• Airbus burned through a record $7.04 billion in the first quarter alone
  • Airbus has already cut production of its popular A320 single-aisle jet by one-third
  • The governments of Germany, France, and Spain indirectly control about 25% of Airbus

European aviation giant Airbus is "bleeding cash at an unprecedented rate" and may need to slash more jobs as it continues to deal with the ongoing negative impacts of the coronavirus pandemic.

Guillaume Faury, the chief executive of Airbus, the world’s largest commercial aircraft manufacturer, warned his 135,000-strong workforce in a letter on Friday that the company’s very survival was at stake as airlines continue to cancel or postpone new orders for aircraft. For example, in early April, British budget carrier EasyJet said it would defer delivery of at least 24 Airbus aircraft.

Last week, Airbus commenced a government-aided furlough program with some 3,000 of its workers in France, but Faury warned “we may now need to plan for more far-reaching measures.”

“The survival of Airbus is in question if we don’t act now,” he added.

Carter Copeland, an analyst at Melius Research, estimates that Airbus burned through a record 6.5 billion euros ($7.04 billion) in the first quarter alone.

Airbus, which has already cut production of its popular A320 single-aisle jet by one-third, is expected to deliver its first quarter financial results on Wednesday.

“In just a couple of weeks we have lost roughly one-third of our business. And, frankly, that’s not even the worst-case scenario we could face,” Faury wrote. “Unfortunately, the aviation industry will emerge into this new world very much weaker and more vulnerable than we went into it. We must now act urgently to reduce our [expenditures], restore our financial balance and, ultimately, to regain control of our destiny.”

Faury added that Airbus had already secured its credit lines to allow it “time to adapt and resize” and that it was exploring "all options.”

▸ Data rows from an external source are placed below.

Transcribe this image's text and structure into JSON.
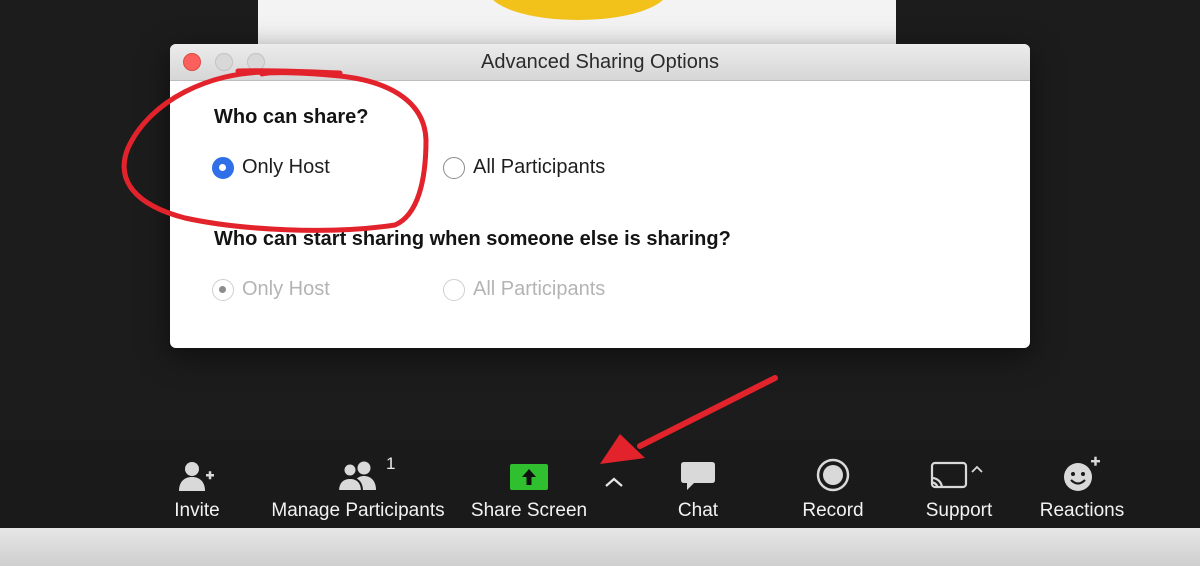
{
  "dialog": {
    "title": "Advanced Sharing Options",
    "section1": {
      "label": "Who can share?",
      "options": [
        {
          "label": "Only Host",
          "selected": true
        },
        {
          "label": "All Participants",
          "selected": false
        }
      ]
    },
    "section2": {
      "label": "Who can start sharing when someone else is sharing?",
      "options": [
        {
          "label": "Only Host",
          "selected": true,
          "disabled": true
        },
        {
          "label": "All Participants",
          "selected": false,
          "disabled": true
        }
      ]
    }
  },
  "toolbar": {
    "items": [
      {
        "label": "Invite",
        "icon": "add-person-icon"
      },
      {
        "label": "Manage Participants",
        "icon": "participants-icon",
        "count": "1"
      },
      {
        "label": "Share Screen",
        "icon": "share-screen-icon"
      },
      {
        "label": "Chat",
        "icon": "chat-icon"
      },
      {
        "label": "Record",
        "icon": "record-icon"
      },
      {
        "label": "Support",
        "icon": "support-cast-icon"
      },
      {
        "label": "Reactions",
        "icon": "reactions-icon"
      }
    ],
    "share_accent": "#2fbf2f"
  },
  "colors": {
    "radio_selected": "#2f6fe8",
    "annotation_red": "#e3232b",
    "close_button": "#fc605c"
  }
}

Airbus has reportedly been in talks with a number of countries in which it operates on securing state-backed loans.

"Every assumption we had about the industry has been totally upended,” commented Greg Waldron of Flight Global. "The outlook for Airbus has gone from very positive to very negative. There's simply no demand for new aircraft at the moment."

But Waldron thinks Airbus will survive the crisis. "Airbus is a crucially important industrial program for Europe, I think Europe will be committed to keeping Airbus going," he said. "However, there's going to be a great deal of pain to go through. If they cut production rates quite significantly you're going to see large numbers of layoffs. I would expect in a few years you'll see a smaller, leaner Airbus than what we have now."

Sash Tusa, an aerospace & defense analyst at Agency Partners, said he expects Airbus will have to cut production by an additional 30% to respond to an anticipated fall in aircraft demand over the next two to three years.

Simple Flying noted that some segments of Airbus were struggling even before the arrival of the coronavirus pandemic. In February, the company said it would slash 2,300 workers from its Defense and Space division before the end 0f 2021, citing a flat space market and delayed defense contracts.

The governments of Germany, France, and Spain indirectly control about 25% of Airbus. In the past, lawmakers in those countries have pressured the company to refrain from layoffs during downturns.

Airbus cut some 10,000 jobs in early 2007, an action that sparked fury among its unions.